With the arrival of no-fault divorce, our head of Family Law, Sarah Jackson, considers whether spousal behaviour remains relevant on marital breakdown.
Sarah is available on 01225 462871. Alternatively, complete the Contact Form at the foot of this page.
Divorce, Dissolution and Separation Act
After years of campaigning, on 6 April 2022, the Divorce, Dissolution and Separation Act 2020 (DDSA) came into force. And with it, the need to apportion blame for a quick divorce disappeared. The new law allows one or both parties to apply to the Court for a divorce/dissolution on the sole ground that their marriage/civil partnership has broken down irretrievably, irrespective of fault. But does ‘no-fault’ divorce mean that spousal behaviour is now totally irrelevant on marital breakdown?
First, it’s important to remember that the DDSA only affects divorce/dissolution, ie ending the legal marriage/civil partnership contract. It has no bearing on a couple’s financial claims against each other. And divorce/dissolution does not automatically end those claims.
Many assume that a spouse’s affair, physical or emotional abuse or other poor conduct will result in a more favourable financial settlement. But that’s rarely true. Spousal behaviour is only relevant where misconduct is so serious that it would be unfair for the Court to ignore it.
Generally, serious misconduct falls into one of two categories – personal or financial.
To be considered a relevant factor, personal misconduct must be exceptionally serious. But even then, it may not result in the Court penalising the ‘guilty’ party financially. So, when domestic violence is taken into consideration, it’s usually only because the behaviour has directly impacted the victim’s financial position.
For example, in H v H (2005), Mr H had previously been convicted of attempting to murder Mrs H. As a result of the injuries she sustained in the attack, Mrs H could not return to work. In the subsequent divorce financial proceedings, the Court considered that Mrs H’s employment situation was Mr H’s fault.
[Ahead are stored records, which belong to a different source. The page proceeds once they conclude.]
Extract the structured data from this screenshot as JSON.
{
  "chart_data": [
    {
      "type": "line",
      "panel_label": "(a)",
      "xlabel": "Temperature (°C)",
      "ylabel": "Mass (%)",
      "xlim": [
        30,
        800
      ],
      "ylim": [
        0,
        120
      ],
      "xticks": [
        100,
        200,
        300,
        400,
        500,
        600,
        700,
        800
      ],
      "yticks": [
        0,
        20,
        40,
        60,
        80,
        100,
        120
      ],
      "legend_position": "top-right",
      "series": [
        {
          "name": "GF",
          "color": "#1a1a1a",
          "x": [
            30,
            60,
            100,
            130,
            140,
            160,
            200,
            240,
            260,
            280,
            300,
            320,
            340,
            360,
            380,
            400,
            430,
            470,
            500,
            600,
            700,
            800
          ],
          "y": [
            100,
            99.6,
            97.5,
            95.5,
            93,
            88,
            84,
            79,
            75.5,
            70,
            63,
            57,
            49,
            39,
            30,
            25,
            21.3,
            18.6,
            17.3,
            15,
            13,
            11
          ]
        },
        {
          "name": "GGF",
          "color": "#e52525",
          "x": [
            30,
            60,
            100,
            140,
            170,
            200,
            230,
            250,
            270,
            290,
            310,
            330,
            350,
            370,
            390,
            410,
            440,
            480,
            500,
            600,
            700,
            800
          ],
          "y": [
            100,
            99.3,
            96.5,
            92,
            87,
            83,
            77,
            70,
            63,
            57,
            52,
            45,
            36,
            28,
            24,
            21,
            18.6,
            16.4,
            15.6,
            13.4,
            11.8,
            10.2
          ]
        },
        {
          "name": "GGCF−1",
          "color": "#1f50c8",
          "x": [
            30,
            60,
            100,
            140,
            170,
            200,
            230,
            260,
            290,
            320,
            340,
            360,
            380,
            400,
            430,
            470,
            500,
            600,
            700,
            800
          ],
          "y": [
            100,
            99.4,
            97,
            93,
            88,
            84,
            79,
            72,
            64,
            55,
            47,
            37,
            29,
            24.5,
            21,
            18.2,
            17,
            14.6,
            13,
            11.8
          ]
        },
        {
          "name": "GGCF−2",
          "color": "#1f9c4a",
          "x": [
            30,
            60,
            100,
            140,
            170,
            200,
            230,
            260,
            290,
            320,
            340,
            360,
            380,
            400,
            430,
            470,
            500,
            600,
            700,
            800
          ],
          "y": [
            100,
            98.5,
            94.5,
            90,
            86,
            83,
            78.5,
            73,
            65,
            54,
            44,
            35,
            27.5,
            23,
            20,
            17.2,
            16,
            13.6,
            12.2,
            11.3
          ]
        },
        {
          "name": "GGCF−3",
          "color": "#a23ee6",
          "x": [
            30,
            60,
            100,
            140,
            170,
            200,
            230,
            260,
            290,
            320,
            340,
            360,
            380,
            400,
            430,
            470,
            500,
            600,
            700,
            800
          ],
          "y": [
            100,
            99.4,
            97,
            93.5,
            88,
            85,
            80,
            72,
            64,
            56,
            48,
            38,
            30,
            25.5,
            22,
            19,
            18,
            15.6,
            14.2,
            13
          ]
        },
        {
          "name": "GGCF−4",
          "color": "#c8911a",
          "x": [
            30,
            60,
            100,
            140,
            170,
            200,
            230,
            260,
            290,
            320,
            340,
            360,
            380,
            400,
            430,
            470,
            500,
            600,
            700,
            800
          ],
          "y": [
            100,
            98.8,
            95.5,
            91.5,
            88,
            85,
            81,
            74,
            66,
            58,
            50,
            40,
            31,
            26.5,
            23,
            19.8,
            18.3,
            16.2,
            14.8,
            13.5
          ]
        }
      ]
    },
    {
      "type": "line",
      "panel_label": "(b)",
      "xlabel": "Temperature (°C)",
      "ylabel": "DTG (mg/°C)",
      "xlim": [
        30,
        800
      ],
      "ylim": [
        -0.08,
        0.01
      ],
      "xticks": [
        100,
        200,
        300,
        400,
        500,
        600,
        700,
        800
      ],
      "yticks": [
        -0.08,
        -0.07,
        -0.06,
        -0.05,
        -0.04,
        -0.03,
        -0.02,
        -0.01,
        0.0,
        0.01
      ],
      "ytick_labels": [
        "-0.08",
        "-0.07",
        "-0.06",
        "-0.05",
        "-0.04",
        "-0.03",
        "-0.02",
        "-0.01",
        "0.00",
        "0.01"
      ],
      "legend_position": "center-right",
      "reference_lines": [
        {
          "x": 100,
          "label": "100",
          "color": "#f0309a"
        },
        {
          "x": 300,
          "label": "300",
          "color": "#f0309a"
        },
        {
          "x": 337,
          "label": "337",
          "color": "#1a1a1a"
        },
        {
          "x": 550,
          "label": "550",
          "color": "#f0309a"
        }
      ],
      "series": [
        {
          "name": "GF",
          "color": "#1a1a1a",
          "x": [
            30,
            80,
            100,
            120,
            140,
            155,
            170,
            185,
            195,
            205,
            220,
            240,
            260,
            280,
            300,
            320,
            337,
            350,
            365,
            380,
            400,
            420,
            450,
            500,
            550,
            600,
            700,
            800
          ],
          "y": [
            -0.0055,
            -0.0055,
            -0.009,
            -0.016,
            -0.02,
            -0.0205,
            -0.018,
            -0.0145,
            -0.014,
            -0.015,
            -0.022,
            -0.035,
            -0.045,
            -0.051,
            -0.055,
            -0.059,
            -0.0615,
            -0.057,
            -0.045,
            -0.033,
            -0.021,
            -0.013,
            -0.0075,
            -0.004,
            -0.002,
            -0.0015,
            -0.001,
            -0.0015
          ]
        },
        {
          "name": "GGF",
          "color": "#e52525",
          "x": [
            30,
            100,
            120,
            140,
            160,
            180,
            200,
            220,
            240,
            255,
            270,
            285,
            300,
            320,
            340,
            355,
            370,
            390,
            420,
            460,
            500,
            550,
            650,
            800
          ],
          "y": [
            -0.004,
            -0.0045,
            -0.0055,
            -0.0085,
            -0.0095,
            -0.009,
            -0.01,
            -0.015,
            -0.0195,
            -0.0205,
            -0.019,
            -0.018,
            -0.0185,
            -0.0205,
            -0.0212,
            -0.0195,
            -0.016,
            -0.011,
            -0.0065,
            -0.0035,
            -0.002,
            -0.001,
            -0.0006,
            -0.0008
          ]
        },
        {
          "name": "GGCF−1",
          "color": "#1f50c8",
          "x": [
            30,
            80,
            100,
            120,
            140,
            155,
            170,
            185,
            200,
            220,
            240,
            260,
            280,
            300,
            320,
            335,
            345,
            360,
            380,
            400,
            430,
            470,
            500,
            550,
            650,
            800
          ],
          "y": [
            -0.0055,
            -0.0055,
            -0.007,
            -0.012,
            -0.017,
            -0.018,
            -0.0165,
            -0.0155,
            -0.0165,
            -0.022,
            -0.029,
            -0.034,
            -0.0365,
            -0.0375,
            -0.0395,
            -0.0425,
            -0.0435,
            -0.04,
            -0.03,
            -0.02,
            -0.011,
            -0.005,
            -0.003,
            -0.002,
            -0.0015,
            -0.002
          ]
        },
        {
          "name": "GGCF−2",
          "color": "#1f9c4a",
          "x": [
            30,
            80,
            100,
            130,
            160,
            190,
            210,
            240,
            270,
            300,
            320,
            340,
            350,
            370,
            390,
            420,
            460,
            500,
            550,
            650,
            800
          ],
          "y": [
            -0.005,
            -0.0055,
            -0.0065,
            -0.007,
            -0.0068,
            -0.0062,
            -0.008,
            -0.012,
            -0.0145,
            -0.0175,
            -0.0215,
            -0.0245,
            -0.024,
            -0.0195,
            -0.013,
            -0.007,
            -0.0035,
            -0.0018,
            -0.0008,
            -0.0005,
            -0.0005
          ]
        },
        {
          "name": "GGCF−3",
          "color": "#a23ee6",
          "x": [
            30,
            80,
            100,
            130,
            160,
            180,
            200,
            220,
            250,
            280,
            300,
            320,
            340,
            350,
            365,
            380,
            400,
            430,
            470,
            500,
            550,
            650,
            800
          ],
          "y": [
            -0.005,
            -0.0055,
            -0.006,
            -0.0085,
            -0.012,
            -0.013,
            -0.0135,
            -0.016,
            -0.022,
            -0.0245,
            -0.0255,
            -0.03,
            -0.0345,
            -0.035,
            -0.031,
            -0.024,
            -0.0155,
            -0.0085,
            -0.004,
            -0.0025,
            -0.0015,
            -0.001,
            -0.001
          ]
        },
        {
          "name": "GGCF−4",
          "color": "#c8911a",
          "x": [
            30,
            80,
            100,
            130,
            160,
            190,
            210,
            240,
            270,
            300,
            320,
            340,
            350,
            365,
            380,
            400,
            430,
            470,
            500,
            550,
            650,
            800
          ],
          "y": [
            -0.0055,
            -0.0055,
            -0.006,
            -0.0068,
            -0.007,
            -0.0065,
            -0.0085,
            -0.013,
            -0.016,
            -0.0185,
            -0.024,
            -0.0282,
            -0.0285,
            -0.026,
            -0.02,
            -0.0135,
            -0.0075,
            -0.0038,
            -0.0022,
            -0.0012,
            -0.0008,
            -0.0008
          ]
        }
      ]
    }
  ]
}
Financial misconduct is the more common type of misconduct the Court is asked to consider. Cases of financial misconduct inevitably involve a party intentionally or recklessly taking steps to reduce the available financial pot. For example, in the case of Norris v Norris (2002), the husband spent large sums on purchasing a Ferrari and taking expensive holidays with his new partner.
In such cases, the other party usually asks the Court to ‘add back’ the funds dissipated. But even in seemingly clear and serious misconduct cases, there is no guarantee the Court will do so. In the case of MAP v MFP (2015), the wife argued that £1.5 million should be added back. There was no disputing that this was the amount the husband had spent on cocaine and various nefarious activities. However, the judge ruled that the husband’s motivation was not the deliberate dissipation of funds to thwart his wife’s financial claim, but instead the result of his own “demons”.
Conduct in the proceedings
It’s also important to remember that the Court can take into consideration a party’s poor conduct during the proceedings, referred to as ‘litigation misconduct’. Typically, it involves deliberately obstructing the proceedings by failing to cooperate with the Court’s timetable. Litigation misconduct is penalised by an order that the obstructive party contribute (or contribute more) to the other party’s costs.
However, raising conduct arguments should be limited to cases of serious misconduct. Doing so at other times can result in the Court penalising the complaining party.